EFEBruxelas

A Organização do Tratado do Atlântico Norte (Nato) estima que, por enquanto, apenas os Estados Unidos, Reino Unido, Polónia, Roménia, Letónia, Grécia e Estónia cumprem a meta de destinar 2% do seu Produto Interno Bruto (PIB) a despesas militares, segundo um relatório publicado pela aliança esta terça-feira.

O Luxemburgo (0,55%) é o país-membro da Nato que menos percentagem do seu PIB gastou em Defesa este ano. Já os aliados europeus e o Canadá investiram 1,55% do seu PIB em despesas militares em 2019 (0,4% a mais que em 2018), o que demonstra que ainda estão longe da meta de 2% até 2024.

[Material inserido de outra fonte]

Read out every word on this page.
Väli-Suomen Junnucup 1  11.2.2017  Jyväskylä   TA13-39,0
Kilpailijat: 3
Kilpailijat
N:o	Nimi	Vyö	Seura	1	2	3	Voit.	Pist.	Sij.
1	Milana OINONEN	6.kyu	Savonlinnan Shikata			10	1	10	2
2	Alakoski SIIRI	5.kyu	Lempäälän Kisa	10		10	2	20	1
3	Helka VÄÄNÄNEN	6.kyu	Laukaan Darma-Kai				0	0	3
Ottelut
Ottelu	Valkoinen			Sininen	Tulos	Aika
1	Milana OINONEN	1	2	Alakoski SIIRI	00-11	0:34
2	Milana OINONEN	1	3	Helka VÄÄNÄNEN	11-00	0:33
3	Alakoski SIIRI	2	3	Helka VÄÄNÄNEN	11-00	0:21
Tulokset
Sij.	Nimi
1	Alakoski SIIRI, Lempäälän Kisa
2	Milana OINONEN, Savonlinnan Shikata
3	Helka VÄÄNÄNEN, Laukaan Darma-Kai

Os EUA, que nos últimos anos têm pressionado a Europa e o Canadá para que destinem mais dinheiro a despesas militares, investiram 3,42% do seu PIB em Defesa em 2019.

"Posso anunciar que o aumento real para 2019 é de 3,9% entre os aliados europeus e o Canadá", disse em conferência de imprensa o secretário-geral da Nato, Jens Stoltenberg, que destacou que há cinco anos consecutivos o investimento em defesa da aliança cresce.

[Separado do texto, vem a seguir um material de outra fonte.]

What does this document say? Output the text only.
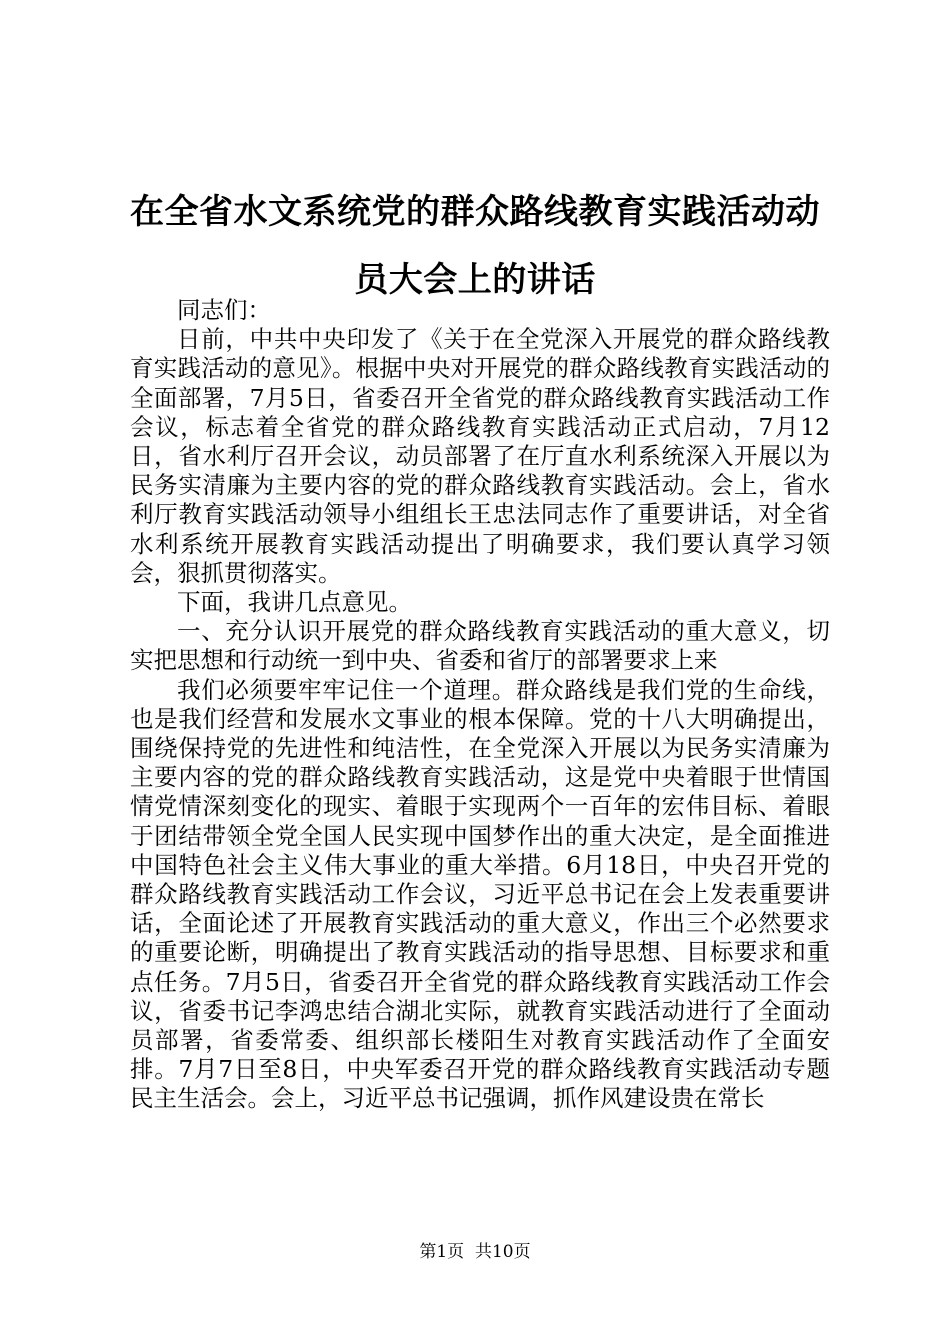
在全省水文系统党的群众路线教育实践活动动
员大会上的讲话

同志们：

日前，中共中央印发了《关于在全党深入开展党的群众路线教育实践活动的意见》。根据中央对开展党的群众路线教育实践活动的全面部署，7月5日，省委召开全省党的群众路线教育实践活动工作会议，标志着全省党的群众路线教育实践活动正式启动，7月12日，省水利厅召开会议，动员部署了在厅直水利系统深入开展以为民务实清廉为主要内容的党的群众路线教育实践活动。会上，省水利厅教育实践活动领导小组组长王忠法同志作了重要讲话，对全省水利系统开展教育实践活动提出了明确要求，我们要认真学习领会，狠抓贯彻落实。

下面，我讲几点意见。

一、充分认识开展党的群众路线教育实践活动的重大意义，切实把思想和行动统一到中央、省委和省厅的部署要求上来

我们必须要牢牢记住一个道理。群众路线是我们党的生命线，也是我们经营和发展水文事业的根本保障。党的十八大明确提出，围绕保持党的先进性和纯洁性，在全党深入开展以为民务实清廉为主要内容的党的群众路线教育实践活动，这是党中央着眼于世情国情党情深刻变化的现实、着眼于实现两个一百年的宏伟目标、着眼于团结带领全党全国人民实现中国梦作出的重大决定，是全面推进中国特色社会主义伟大事业的重大举措。6月18日，中央召开党的群众路线教育实践活动工作会议，习近平总书记在会上发表重要讲话，全面论述了开展教育实践活动的重大意义，作出三个必然要求的重要论断，明确提出了教育实践活动的指导思想、目标要求和重点任务。7月5日，省委召开全省党的群众路线教育实践活动工作会议，省委书记李鸿忠结合湖北实际，就教育实践活动进行了全面动员部署，省委常委、组织部长楼阳生对教育实践活动作了全面安排。7月7日至8日，中央军委召开党的群众路线教育实践活动专题民主生活会。会上，习近平总书记强调，抓作风建设贵在常长

第1页  共10页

Para o próximo ano, Stoltenberg confirmou que os aliados europeus e o Canadá terão acumulado uma despesa militar de 87.830 milhões de euros desde 2016.

O secretário-geral ressaltou que "cada vez mais aliados estão a cumprir a meta de gastar 2% do PIB" em Defesa até 2024, quando "a maioria" deve alcançar esse objetivo, segundo os seus planos orçamentários.

No total, a aliança calcula que investiu no ano passado 864.280 milhões de euros em Defesa, dos quais 262.620 milhões correspondem aos aliados europeus e ao Canadá.

Para Stoltenberg, os aliados alcançaram um "impressionante progresso" na despesa militar, o que segundo a sua opinião é um "sinal de compromisso".

"A Nato está num bom caminho, e devemos manter o momento positivo", disse.